Let P be the parabola in the plane determined by the equation y=x^2. Suppose a circle C intersects P at four distinct points. If three of these points are (-28,784),(-2,4)&(13,169) find the sum of the distances from the focus of P to all four of the intersection points.
Very confused through the wording of the question.
We need to solve this system .....it's a little tedious, so I used WolframAlpha to solve it....however....I could go through it if you wanted.....

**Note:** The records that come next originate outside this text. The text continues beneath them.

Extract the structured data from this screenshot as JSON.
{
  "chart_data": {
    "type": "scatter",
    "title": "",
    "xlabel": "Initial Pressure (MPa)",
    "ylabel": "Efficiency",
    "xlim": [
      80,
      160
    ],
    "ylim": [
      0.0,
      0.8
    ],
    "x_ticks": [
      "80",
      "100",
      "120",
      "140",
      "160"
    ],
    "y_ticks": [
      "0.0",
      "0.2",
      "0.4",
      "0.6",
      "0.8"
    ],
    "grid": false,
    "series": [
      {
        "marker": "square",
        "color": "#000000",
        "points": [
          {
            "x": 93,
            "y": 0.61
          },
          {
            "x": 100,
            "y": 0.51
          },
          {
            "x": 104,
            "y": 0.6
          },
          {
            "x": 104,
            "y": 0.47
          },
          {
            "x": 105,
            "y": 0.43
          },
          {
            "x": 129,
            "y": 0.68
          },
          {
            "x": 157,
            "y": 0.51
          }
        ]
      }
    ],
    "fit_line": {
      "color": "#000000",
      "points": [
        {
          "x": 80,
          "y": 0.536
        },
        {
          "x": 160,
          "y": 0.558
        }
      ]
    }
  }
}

(-28- h)^2 + (784 - k)^2 = r^2
(-2 - h)^2 + ( 4 - k)^2 = r^2
(13 - h)^2 + (169 - k)^2 = r^2
The center of the circle is at (h, k) = (-2475, 312) and r^2 = 6210593
The equation of the circle is ( x+ 2475)^2 + (y - 312)^2 = 6210593
Here's a graph : https://www.desmos.com/calculator/7uay3uslee
We can find the other "x" intersection point thusly ...sub x^2 for y in the equation of the circle and we have that
(x^2 + 2475)^2 + (x^2 - 312)^2 = 6210593
I also used WolramAlpha to solve this....again....I can go through it if you want
The last intersection point x value = 17
So y = x^2 = 17^2 = 289
So the last intersection point is (17, 289)
The focal distance, a, is given by
4ay = x^2
4(1/4)y = x^2
y = x^2
So a = 1/4
The vertex of the parabola = (0, 0)
And the focal point = (0, 0 + a) = ( 0 , 0 + 1/4) = (0, 1/4) = (0, .25)
So....now all youhave to do is to find each of the distances from the four intersection points to the poiint (0, .25)
Can you do this???? [ Note.....some technology (like WolframAlpha) might help with these calculations ]
Why hello there, Mathcounts Trainer Contest cheater, I hope you have a fine time cheating your way up the leaderboards. I wish you best luck!
Thanks! I checked it again through WolframAlpha. Its correct.